The NHS could certainly be more efficient, but productivity is now going up after a big dip in the years immediately after the pandemic, when tens of thousands of doctors and nurses were hired in a panic. It’s just not enough to counter the wider trends. Most hospital trusts have set deficit budgets and are scrambling for savings, mainly in staff costs.

The government’s scrapping of NHS England, and decision to slash staff numbers at regional management level in half, could cut costs but there doesn’t seem to be much of a plan as to how to do it, leading to a big opportunity cost and a big hit to morale as management tries to reorganise.

On the plus side, a significant sum has been put aside to invest in technology – particularly the NHS app and patient record ­systems. This could make a difference but it will take time to develop, and the health department doesn’t have the best of records with large-scale IT procurements. Much hope is being invested in the ability of AI to provide a big productivity boost but it’s still unclear how much of a ­difference it will make, and ­underlying IT systems are often too antiquated to take full advantage. It’s a bit like trying to install Call of Duty on an Atari.
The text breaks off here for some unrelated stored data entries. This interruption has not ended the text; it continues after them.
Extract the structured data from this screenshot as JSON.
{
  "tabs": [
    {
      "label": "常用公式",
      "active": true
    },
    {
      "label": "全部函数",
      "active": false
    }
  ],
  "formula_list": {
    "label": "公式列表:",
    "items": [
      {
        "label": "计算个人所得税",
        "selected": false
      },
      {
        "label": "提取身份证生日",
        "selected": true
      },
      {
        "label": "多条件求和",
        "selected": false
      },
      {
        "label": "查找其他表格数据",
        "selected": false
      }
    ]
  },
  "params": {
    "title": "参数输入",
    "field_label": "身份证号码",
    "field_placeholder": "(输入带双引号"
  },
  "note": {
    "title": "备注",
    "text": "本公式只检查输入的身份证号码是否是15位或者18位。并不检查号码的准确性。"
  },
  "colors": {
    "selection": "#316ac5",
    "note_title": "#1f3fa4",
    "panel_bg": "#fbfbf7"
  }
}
Streeting’s best bet is to accept he will have to focus on hospitals in the short term. That doesn’t mean ­giving up on the long-term strategy but it would make more sense, given the lack of resources, to try to get the system in shape to pursue it in a second term by investing now in IT and small-scale testing of new strategies. Regional mayors can be allies in this given prevention budgets are still held at local government level.

Trying to do everything all at once is likely to end up with the same lack of prioritisation that has undermined previous efforts. Let’s see if Streeting’s plan acknowledges the extent of the challenge and this history of previous failures.